AVIEZER BEN ISAAC OF TITKIN. Sha’arei Tzedek LeZera Yitzchak [“Gates of Righteousness”: Kabbalistic treatises]
AUCTION 48 |
Thursday, May 27th,
2010 at 1:00
Fine Judaica: Hebrew Printed Books, Manuscripts, Graphic & Ceremonial Art Featuring an Exceptional Collection of American Judaica
Lot 146
(KABBALAH)
AVIEZER BEN ISAAC OF TITKIN. Sha’arei Tzedek LeZera Yitzchak [“Gates of Righteousness”: Kabbalistic treatises]

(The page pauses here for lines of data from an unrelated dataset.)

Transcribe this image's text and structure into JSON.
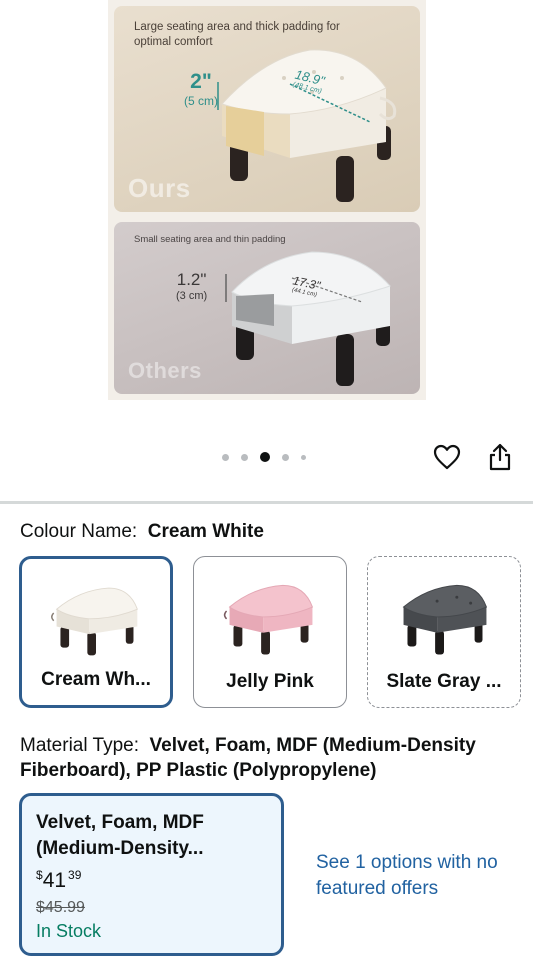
{
  "hero": {
    "ours": {
      "caption": "Large seating area and thick padding for optimal comfort",
      "height_label": "2\"",
      "height_metric": "(5 cm)",
      "width_label": "18.9\"",
      "width_metric": "(48.1 cm)",
      "tag": "Ours"
    },
    "others": {
      "caption": "Small seating area and thin padding",
      "height_label": "1.2\"",
      "height_metric": "(3 cm)",
      "width_label": "17.3\"",
      "width_metric": "(44.1 cm)",
      "tag": "Others"
    }
  },
  "carousel": {
    "dot_count": 5,
    "active_index": 2
  },
  "actions": {
    "favorite_icon": "heart-icon",
    "share_icon": "share-icon"
  },
  "colour": {
    "label": "Colour Name:",
    "selected": "Cream White",
    "options": [
      {
        "name": "Cream Wh...",
        "color": "#f2efe8",
        "state": "selected"
      },
      {
        "name": "Jelly Pink",
        "color": "#f0b8c4",
        "state": "available"
      },
      {
        "name": "Slate Gray ...",
        "color": "#55585c",
        "state": "unavailable"
      }
    ]
  },
  "material": {
    "label": "Material Type:",
    "selected": "Velvet, Foam, MDF (Medium-Density Fiberboard), PP Plastic (Polypropylene)",
    "option": {
      "title": "Velvet, Foam, MDF (Medium-Density...",
      "price_currency": "$",
      "price_whole": "41",
      "price_fraction": "39",
      "list_price": "$45.99",
      "availability": "In Stock"
    },
    "other_offers": "See 1 options with no featured offers"
  },
  "colors": {
    "selected_border": "#2e5d8e",
    "card_bg": "#edf6fd",
    "link": "#2162a1",
    "in_stock": "#067d62"
  }
}
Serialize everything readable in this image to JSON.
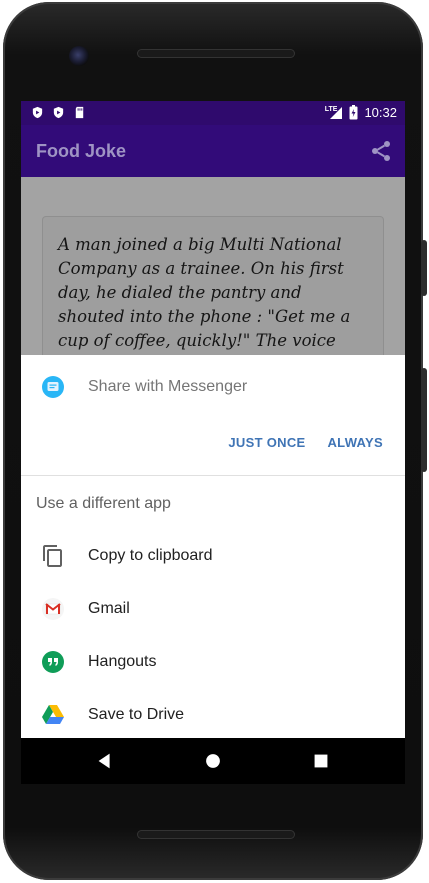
{
  "status_bar": {
    "time": "10:32",
    "network_label": "LTE",
    "icons": [
      "shield-icon",
      "shield-icon",
      "sd-card-icon",
      "signal-icon",
      "battery-icon"
    ]
  },
  "app_bar": {
    "title": "Food Joke",
    "share_icon": "share-icon"
  },
  "joke": {
    "text": "A man joined a big Multi National Company as a trainee. On his first day, he dialed the pantry and shouted into the phone : \"Get me a cup of coffee, quickly!\" The voice from the other side responded :"
  },
  "share_sheet": {
    "preferred": {
      "label": "Share with Messenger",
      "icon": "messenger-icon"
    },
    "actions": {
      "just_once": "JUST ONCE",
      "always": "ALWAYS"
    },
    "subheader": "Use a different app",
    "apps": [
      {
        "label": "Copy to clipboard",
        "icon": "copy-icon"
      },
      {
        "label": "Gmail",
        "icon": "gmail-icon"
      },
      {
        "label": "Hangouts",
        "icon": "hangouts-icon"
      },
      {
        "label": "Save to Drive",
        "icon": "drive-icon"
      }
    ]
  },
  "nav_bar": {
    "icons": [
      "back-icon",
      "home-icon",
      "recents-icon"
    ]
  },
  "colors": {
    "status_bar": "#2f0a6d",
    "app_bar": "#320b79",
    "accent": "#3f74b5"
  }
}
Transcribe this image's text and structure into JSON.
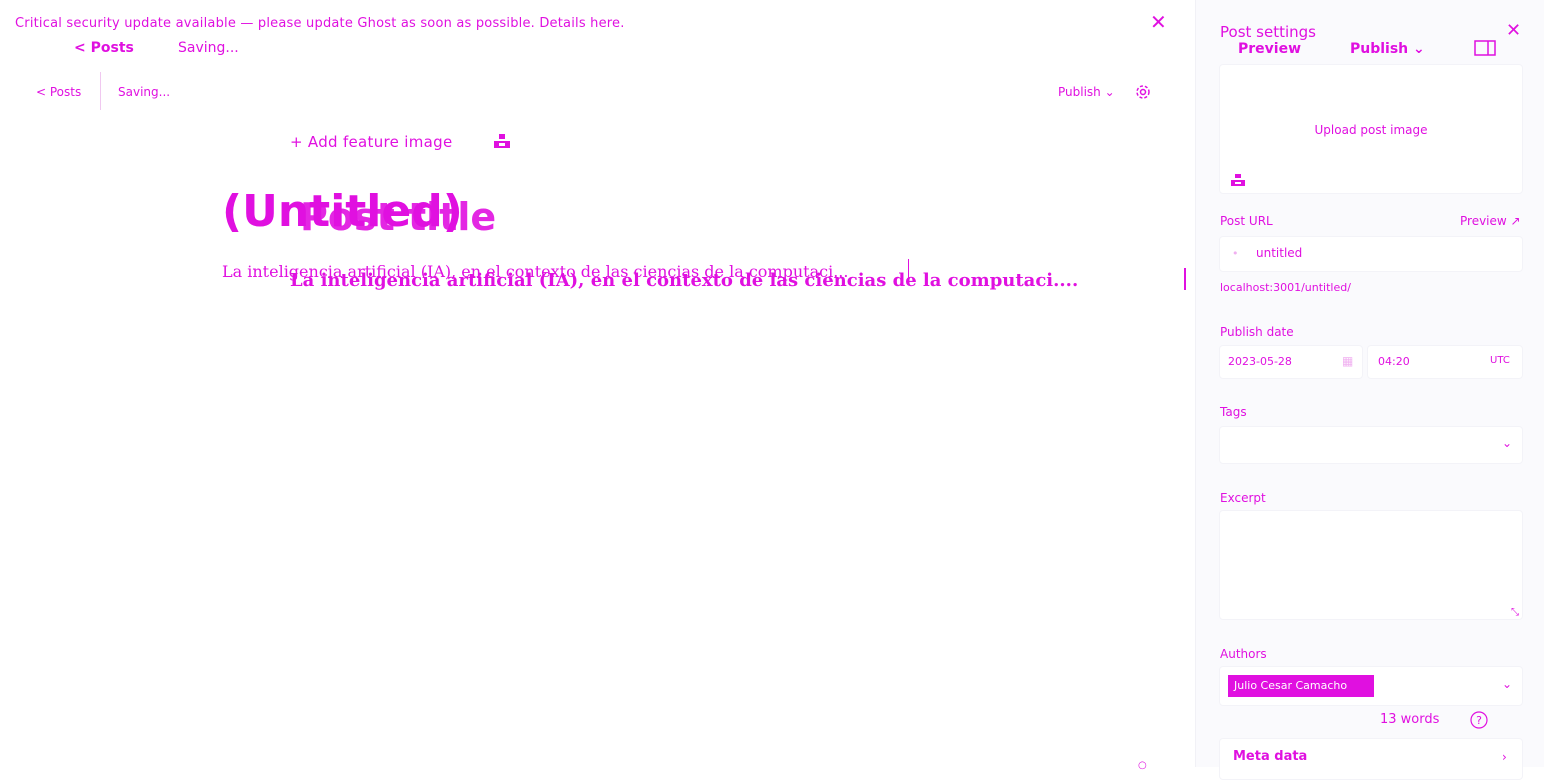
{
  "colors": {
    "accent": "#e010e0",
    "sidebar_bg": "#fafafd"
  },
  "banner": {
    "text": "Critical security update available — please update Ghost as soon as possible. Details here.",
    "close_icon": "close-icon"
  },
  "header_top": {
    "back_label": "< Posts",
    "status": "Saving..."
  },
  "editor_header": {
    "back_label": "< Posts",
    "status": "Saving...",
    "publish_label": "Publish ⌄",
    "settings_icon": "gear-icon"
  },
  "editor": {
    "add_feature_image": "+ Add feature image",
    "title_ghost": "(Untitled)",
    "title_placeholder": "Post title",
    "body_text_small": "La inteligencia artificial (IA), en el contexto de las ciencias de la computaci...",
    "body_text_large": "La inteligencia artificial (IA), en el contexto de las ciencias de la computaci...."
  },
  "sidebar": {
    "title": "Post settings",
    "preview_label": "Preview",
    "publish_label": "Publish ⌄",
    "upload_label": "Upload post image",
    "post_url_label": "Post URL",
    "preview_link": "Preview ↗",
    "url_slug": "untitled",
    "url_full": "localhost:3001/untitled/",
    "publish_date_label": "Publish date",
    "date_value": "2023-05-28",
    "time_value": "04:20",
    "timezone": "UTC",
    "tags_label": "Tags",
    "excerpt_label": "Excerpt",
    "authors_label": "Authors",
    "author_name": "Julio Cesar Camacho",
    "word_count": "13 words",
    "meta_data_label": "Meta data"
  }
}
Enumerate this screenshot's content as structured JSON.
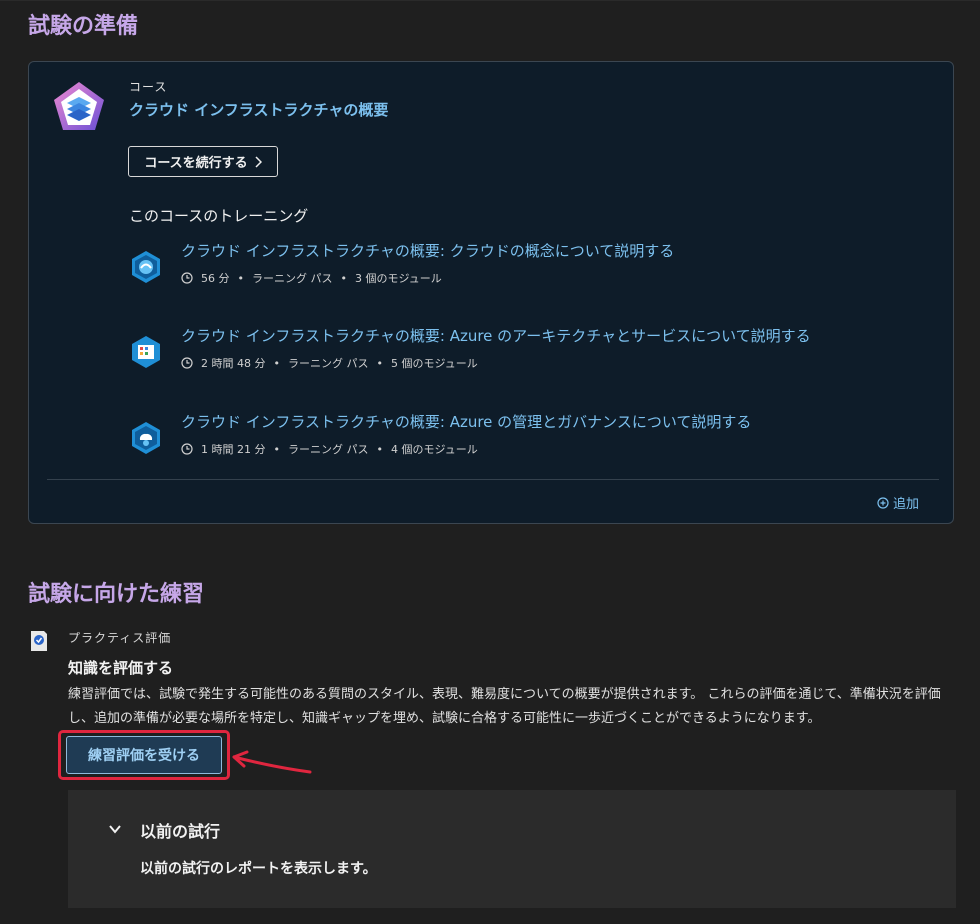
{
  "prep_section": {
    "title": "試験の準備"
  },
  "course": {
    "kicker": "コース",
    "title": "クラウド インフラストラクチャの概要",
    "continue_label": "コースを続行する",
    "training_heading": "このコースのトレーニング",
    "add_label": "追加",
    "learning_paths": [
      {
        "title": "クラウド インフラストラクチャの概要: クラウドの概念について説明する",
        "duration": "56 分",
        "type": "ラーニング パス",
        "modules": "3 個のモジュール",
        "icon": "cloud-concepts-icon"
      },
      {
        "title": "クラウド インフラストラクチャの概要: Azure のアーキテクチャとサービスについて説明する",
        "duration": "2 時間 48 分",
        "type": "ラーニング パス",
        "modules": "5 個のモジュール",
        "icon": "architecture-icon"
      },
      {
        "title": "クラウド インフラストラクチャの概要: Azure の管理とガバナンスについて説明する",
        "duration": "1 時間 21 分",
        "type": "ラーニング パス",
        "modules": "4 個のモジュール",
        "icon": "governance-icon"
      }
    ]
  },
  "practice_section": {
    "title": "試験に向けた練習",
    "kicker": "プラクティス評価",
    "heading": "知識を評価する",
    "description": "練習評価では、試験で発生する可能性のある質問のスタイル、表現、難易度についての概要が提供されます。 これらの評価を通じて、準備状況を評価し、追加の準備が必要な場所を特定し、知識ギャップを埋め、試験に合格する可能性に一歩近づくことができるようになります。",
    "button_label": "練習評価を受ける"
  },
  "previous_attempts": {
    "title": "以前の試行",
    "description": "以前の試行のレポートを表示します。"
  },
  "colors": {
    "accent_link": "#7cc0ee",
    "section_title": "#c6a7e8",
    "highlight": "#e0263f"
  }
}
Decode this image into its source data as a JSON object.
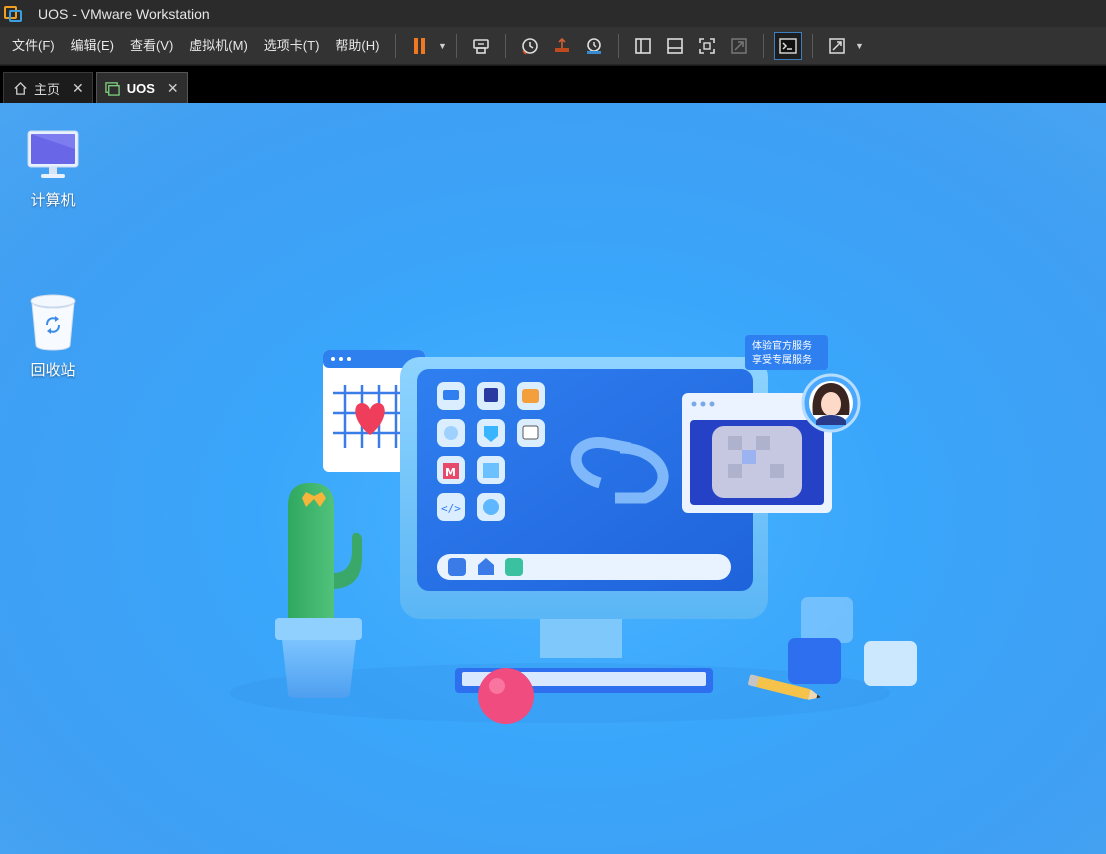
{
  "window": {
    "title": "UOS - VMware Workstation"
  },
  "menu": [
    {
      "label": "文件(F)"
    },
    {
      "label": "编辑(E)"
    },
    {
      "label": "查看(V)"
    },
    {
      "label": "虚拟机(M)"
    },
    {
      "label": "选项卡(T)"
    },
    {
      "label": "帮助(H)"
    }
  ],
  "toolbar": {
    "icons": [
      "pause-icon",
      "send-keys-icon",
      "snapshot-icon",
      "revert-snapshot-icon",
      "snapshot-manager-icon",
      "library-icon",
      "thumbnail-icon",
      "fullscreen-icon",
      "unity-icon",
      "console-icon",
      "stretch-icon"
    ],
    "pause_color": "#f07820"
  },
  "tabs": [
    {
      "label": "主页",
      "icon": "home-icon",
      "active": false
    },
    {
      "label": "UOS",
      "icon": "vm-icon",
      "active": true
    }
  ],
  "desktop": {
    "icons": [
      {
        "label": "计算机",
        "icon": "computer-icon"
      },
      {
        "label": "回收站",
        "icon": "trash-icon"
      }
    ],
    "wallpaper": {
      "bubble_line1": "体验官方服务",
      "bubble_line2": "享受专属服务"
    },
    "background_color": "#3aa6fb"
  }
}
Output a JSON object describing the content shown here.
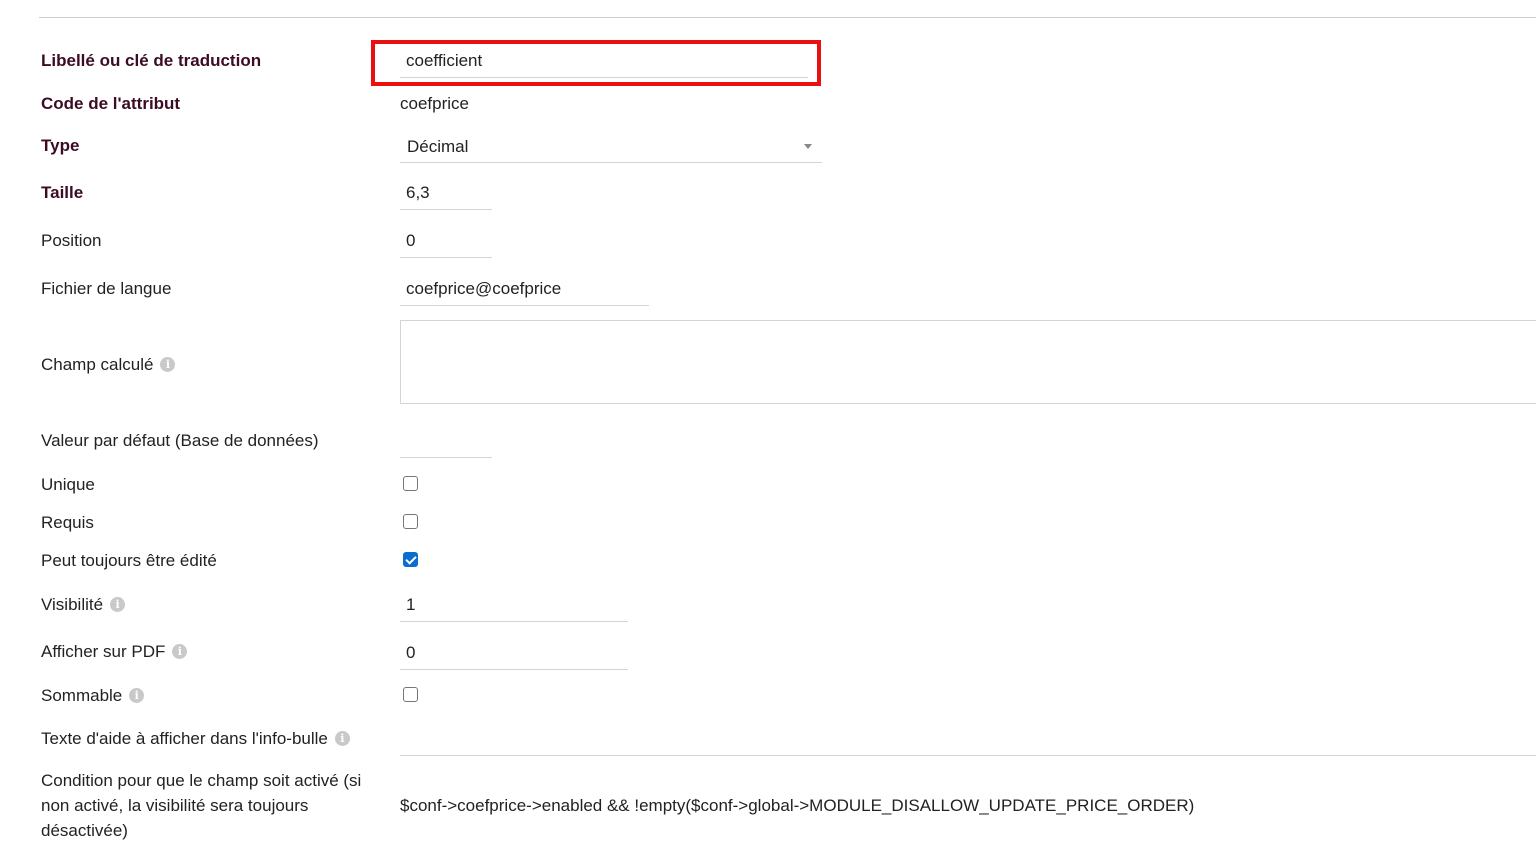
{
  "form": {
    "label_field": {
      "label": "Libellé ou clé de traduction",
      "value": "coefficient"
    },
    "attribute_code": {
      "label": "Code de l'attribut",
      "value": "coefprice"
    },
    "type": {
      "label": "Type",
      "selected": "Décimal"
    },
    "size": {
      "label": "Taille",
      "value": "6,3"
    },
    "position": {
      "label": "Position",
      "value": "0"
    },
    "language_file": {
      "label": "Fichier de langue",
      "value": "coefprice@coefprice"
    },
    "computed_field": {
      "label": "Champ calculé",
      "value": ""
    },
    "default_value": {
      "label": "Valeur par défaut (Base de données)",
      "value": ""
    },
    "unique": {
      "label": "Unique",
      "checked": false
    },
    "required": {
      "label": "Requis",
      "checked": false
    },
    "always_editable": {
      "label": "Peut toujours être édité",
      "checked": true
    },
    "visibility": {
      "label": "Visibilité",
      "value": "1"
    },
    "show_on_pdf": {
      "label": "Afficher sur PDF",
      "value": "0"
    },
    "summable": {
      "label": "Sommable",
      "checked": false
    },
    "help_text": {
      "label": "Texte d'aide à afficher dans l'info-bulle",
      "value": ""
    },
    "enabled_condition": {
      "label": "Condition pour que le champ soit activé (si non activé, la visibilité sera toujours désactivée)",
      "value": "$conf->coefprice->enabled && !empty($conf->global->MODULE_DISALLOW_UPDATE_PRICE_ORDER)"
    }
  },
  "icons": {
    "info": "info-icon",
    "info_glyph": "i"
  },
  "colors": {
    "highlight": "#ea1010",
    "required_label": "#3c0c24",
    "checkbox_checked": "#0a6ed1"
  }
}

Jerusalem: Israel Bak 1843
Est: $500 - $700
The author, was a renowned Lithuanian kabbalist, who migrated to Eretz Israel in 1840. See N.Z. Friedman, Otzar ha-Rabbanim, A-40. The present work is divided into four she’arim (gates): 1. Sha’arei Orah (which bemoans the tragedies that befell the three cities of Safed, Jerusalem, and Tiberias); 2. Sha’arei Teshuvah (on repentance); 3. Sha’arei Yosher (responses to sectarians); 4. Sha’arei Yeshu’ah (belief in imminent salvation). As an afterthought, the author appended Ne’ilath HaSha’ar, wherein he predicts redemption in the year 5620 [1860], the numerical value of “Zaphnath” (the Egyptian name of Joseph). This Josephic motif appears also in the “Kol HaTor” by R. Hillel of Shklov, a disciple of the Vilna Gaon. (The Author, R. Aviezer of Tiktin cites the famous passage in the Vilna Gaon's commentary to Siphra DeTzeni'utha, wherein the Gaon states that all future events - in their most minute details - are alluded to in the Pentateuch. See f.47r.) The third part of the work, Sh’arei Yosher was in response to the extraordinary incident in 1843, when exasperated by the failure of the Redemption to materialize in the year 5600 (1840) as predicted by the Zohar, two members of the elite Jerusalem community of Perushim converted to Christianity. R. Aviezer postulates that the Redemption did indeed commence in the year 1840 but will not become evident until the year 1846 or at latest 1860 (f.68r.). In a dazzling discourse on the dimension of Time (foreshadowing Einstein’s theory of relativity), R. Aviezer demonstrates that Ein Sof (the Infinite) cannot be constricted to Man’s limited conception of Time. See A. Morgenstern, Ge’ulah BeDerech HaTeva (1979) pp. 12-16.